It starts with nutrition
The foundation is food. With the right fuel, we can power our bodies properly to do what we want, whenever we want, however we want.
When we are not powering bodies properly with the right fuel, then we are not living and operating at our true potential.
Based on the Theoretical Hierarchy of Development shown in here, Nutrition is what we should prioritize before any kind of movement learning, practice, and training.
Not mentioned is sleep and recovery, which should be before Nutrition, so we will save that for next time.
On Nutrition though, as Glassman writes in that article, that we must:
"Eat meat and vegetables, nuts and seeds, some fruit, little starch and no sugar. Keep intake to levels that will support exercise but not body fat."
In how elegantly it is described, we cannot go wrong by eating meat and vegetables, nuts and seeds, some fruit, little starch, and no sugar.
By keeping that template as "clean" as possible by limiting as much processed food as possible, we not only provide the best fuel for our bodies, but we also create a hedge against chronic disease.
This is essentially how the cavemen ancestors approached their nutrition.
Keeping our intake of protein, carbohydrates, and fat (our 3 macronutrients) in balance through this approach, we have energy to power the cells of our body using carbohydrates and fat, and keep the structural integrity of our cells and larger tissues, muscles, and organs using protein and fat.
Based on a person's current state of health and fitness and where they want to go with their goals, then the ratios of the 3 macronutrients are dialed/tweaked/adjusted to their needs.
For us at IMA, where we are for the most part approaching our training to have the highest fitness level possible from year to year, which means having great health, and being Generally Physically Prepared, especially for the Unknown and Unknowable, then the general or moderate approach of eating meat and vegetables, nuts and seeds, some fruit, little starch, and no sugar should be our approach.

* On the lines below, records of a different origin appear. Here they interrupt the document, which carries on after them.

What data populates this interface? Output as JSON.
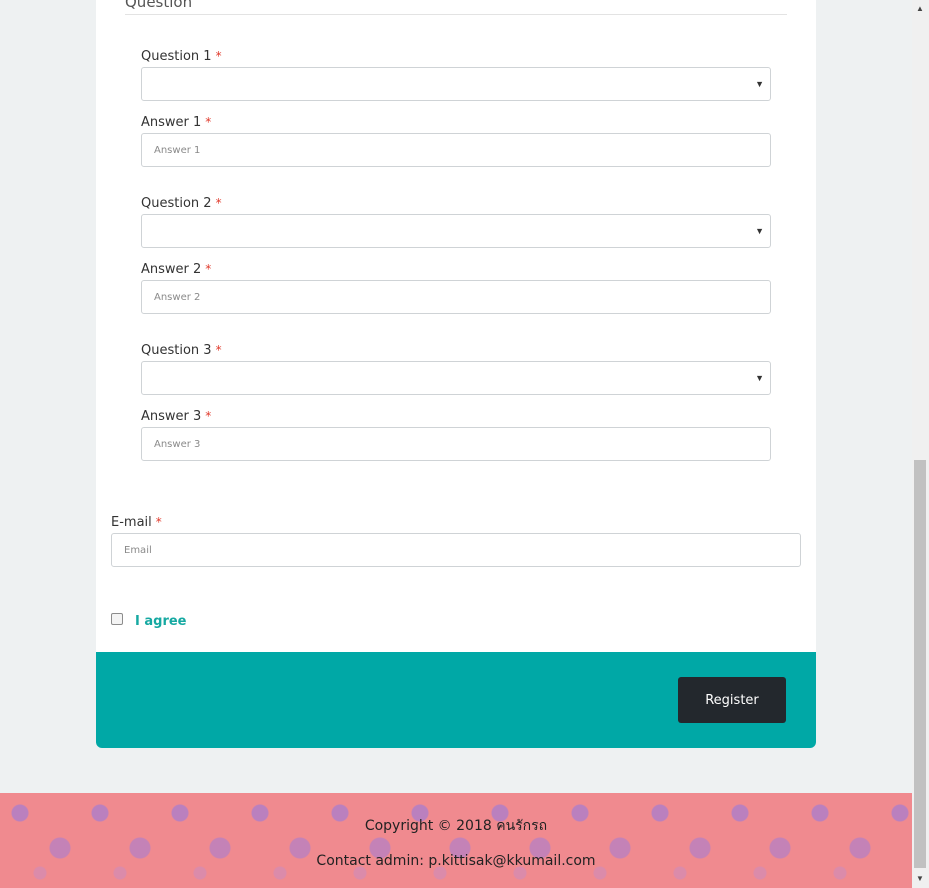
{
  "form": {
    "section_title": "Question",
    "questions": [
      {
        "label": "Question 1",
        "answer_label": "Answer 1",
        "answer_placeholder": "Answer 1"
      },
      {
        "label": "Question 2",
        "answer_label": "Answer 2",
        "answer_placeholder": "Answer 2"
      },
      {
        "label": "Question 3",
        "answer_label": "Answer 3",
        "answer_placeholder": "Answer 3"
      }
    ],
    "required_mark": "*",
    "email_label": "E-mail",
    "email_placeholder": "Email",
    "agree_label": "I agree",
    "register_label": "Register"
  },
  "footer": {
    "copyright": "Copyright © 2018 คนรักรถ",
    "contact": "Contact admin: p.kittisak@kkumail.com"
  },
  "icons": {
    "select_arrow": "caret-down-icon",
    "scroll_up": "scroll-up-icon",
    "scroll_down": "scroll-down-icon"
  },
  "colors": {
    "accent": "#00a8a6",
    "button": "#23282d",
    "required": "#e0392b",
    "footer_bg": "#f08a8f"
  }
}
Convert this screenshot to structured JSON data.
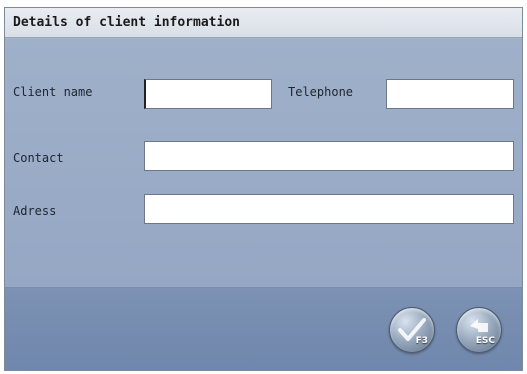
{
  "window": {
    "title": "Details of client information"
  },
  "form": {
    "client_name": {
      "label": "Client name",
      "value": ""
    },
    "telephone": {
      "label": "Telephone",
      "value": ""
    },
    "contact": {
      "label": "Contact",
      "value": ""
    },
    "address": {
      "label": "Adress",
      "value": ""
    }
  },
  "footer": {
    "confirm_button": {
      "key": "F3",
      "icon": "checkmark-icon"
    },
    "escape_button": {
      "key": "ESC",
      "icon": "return-arrow-icon"
    }
  },
  "colors": {
    "titlebar": "#dfe4eb",
    "form_background": "#9cadc8",
    "footer_background": "#758bae",
    "field_background": "#ffffff"
  }
}
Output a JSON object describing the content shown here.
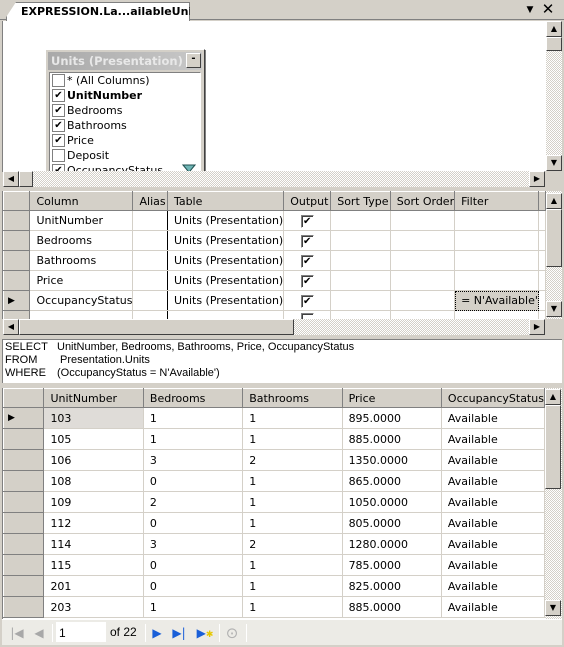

Our carbohydrate intake should be primarily coming from vegetables and some fruit.
Our fat intake should be coming from nuts and seeds and meat.
Our protein intake should be coming from meat and nuts and seeds.
There is plenty of overlap and exceptions, but for the most part, we should be targeting all three macronutrients as part of our intake, and not neglecting one, or multiple ones.
That should give us all a general and easy way of thinking about how we should be fueling our bodies to do what we want to do, when we want, however we want, to our highest potential.
With that all in mind, what's for dinner?